The temple's interior walls were incongruously lined with bales of straw and an oscillating electric fan was wafting cool air over him And there, partly obscured by a shrine decorated with candles, flowers and Hindu icons, and apparently oblivious to his celebrity, was Shambo having his lunch. He looked well. Sleek and garlanded, his coat glistening with rude health, he looked more like a finalist for 'best in show' than an invalid with his name on a slaughterman's bullet.

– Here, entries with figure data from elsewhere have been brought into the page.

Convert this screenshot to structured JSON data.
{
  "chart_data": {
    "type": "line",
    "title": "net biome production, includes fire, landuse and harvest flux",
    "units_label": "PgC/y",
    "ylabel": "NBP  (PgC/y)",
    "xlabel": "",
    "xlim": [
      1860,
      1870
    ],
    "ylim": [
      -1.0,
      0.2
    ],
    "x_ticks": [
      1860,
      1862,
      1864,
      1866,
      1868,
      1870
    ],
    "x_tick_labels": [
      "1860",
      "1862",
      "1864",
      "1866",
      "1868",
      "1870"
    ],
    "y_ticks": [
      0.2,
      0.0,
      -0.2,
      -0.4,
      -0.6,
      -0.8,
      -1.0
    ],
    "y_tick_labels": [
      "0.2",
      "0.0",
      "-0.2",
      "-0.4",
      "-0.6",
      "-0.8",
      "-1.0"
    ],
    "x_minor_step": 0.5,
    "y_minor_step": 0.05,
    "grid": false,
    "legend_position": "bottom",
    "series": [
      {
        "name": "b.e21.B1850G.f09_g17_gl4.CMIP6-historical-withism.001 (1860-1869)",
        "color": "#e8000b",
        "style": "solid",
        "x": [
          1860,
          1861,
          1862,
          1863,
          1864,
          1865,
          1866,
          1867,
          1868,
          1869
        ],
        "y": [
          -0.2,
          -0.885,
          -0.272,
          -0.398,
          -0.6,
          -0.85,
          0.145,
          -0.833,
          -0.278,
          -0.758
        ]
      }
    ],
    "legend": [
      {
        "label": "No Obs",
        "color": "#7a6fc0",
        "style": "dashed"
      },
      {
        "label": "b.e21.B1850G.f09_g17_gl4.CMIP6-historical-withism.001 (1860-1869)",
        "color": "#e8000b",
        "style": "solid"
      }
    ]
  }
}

'Do you support the campaign to save Shambo?' I asked the pilgrim standing next to me. Mr Pratapsinh Thakur looked doubtful. 'If it was a cow, I'd say definitely yes. But a bullock is not so sacred; the issue is not so sensitive, I think. So not really.' Next to Mr Thakur was Mr Ranjith Chandrapala from Wembley, staying overnight with his wife Ranjanie. Mr Chandrapala had an unusual take on the issue. 'If they put Shambo down, why not people with — what's that modern disease people are talking about?' 'Aids?' it! Why not put people down for having Aids? It's discrimination! But I wouldn't be dogmatic about it. I support the monks here for their lightness of heart. If everyone was light-hearted, and didn't mind about death, none of this would matter!' Clearly of a light heart himself, Mr Chandrapala laughed at his own loquacity, then, as if to account for it, he confided that he'd just finished writing a philosophy book. It was called It's Not the Inside Nor the Outside. I said I'd look out for it.

After lunch the news came through that the National Assembly for Wales had deferred its intention to slaughter Shambo because it was still considering what it conceded to be a sensitive and unusual case. I saw no signs of relief or jubilation among the brothers and sisters. A couple of weeks' deferment is nothing, one imagines, to a community accustomed to thinking in terms of the Timeless Consciousness of God that Manifests from Age to Age and so forth, and Brother James said he was planning to spend the night with Shambo as usual in case it was a trick.

Before I left, there was one burning question I had to ask. I popped into reception and asked Brother Michael. 'So how many names has God got, then?' I asked. He winced and flipped my question casually aside with the back of his hand. 'We don't even ask,' he said.